Monday, March 3, 2008

IPHONE - ITS IN THE DISPLAY

The iPhone’s display is excellent. Yes, it’s big and bright, but its most impressive trait is its high resolution: It’s 160 dpi, more than twice the traditional Mac screen resolution. Jamming that many pixels together in such a small space means that everything on screen looks smooth, not pixelated. Digital photos and videos look gorgeous, and even the colorful icons on the iPhone’s home screen are so bright and clear that sometimes it’s hard to believe that you’re looking at a computer screen and not something physical, like a sticker. On-screen text looks sharp, more like printed text in a book or magazine than drawn with pixels on the screen.
Of course, the iPhone’s screen isn’t just for looking at: It’s the key driver in the device’s interface.

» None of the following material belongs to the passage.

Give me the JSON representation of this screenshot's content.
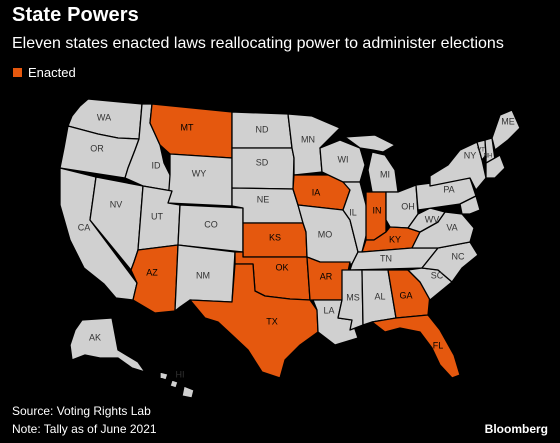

Using the iPhone is a tactile experience—it’s all about touching your fingers (or, if you’re daring, your thumbs) to that screen. Instead of dragging a scroll bar or clicking a mouse, you move through screens on the iPhone by a combination of taps, flicks, and other finger gestures.

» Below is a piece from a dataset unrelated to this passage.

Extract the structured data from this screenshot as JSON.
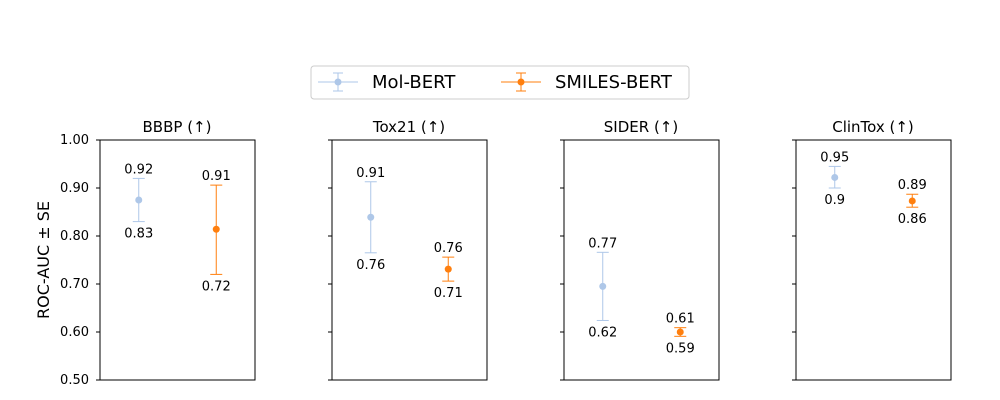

The original Macintosh changed the world by providing a physical control to move a cursor around on a computer interface. But the iPhone does it one better—instead of pushing around a mouse in order to make a disembodied arrow or hand move up on the computer screen, it’s your finger doing all the moving. When you touch a photo, Web page, or e-mail message on the iPhone and slide with your finger, it moves along with your touch, as if you were moving a real, physical object. There’s no cursor on the iPhone because your finger is your pointer—which, despite what your mother might have told you, is just what fingers are designed to do.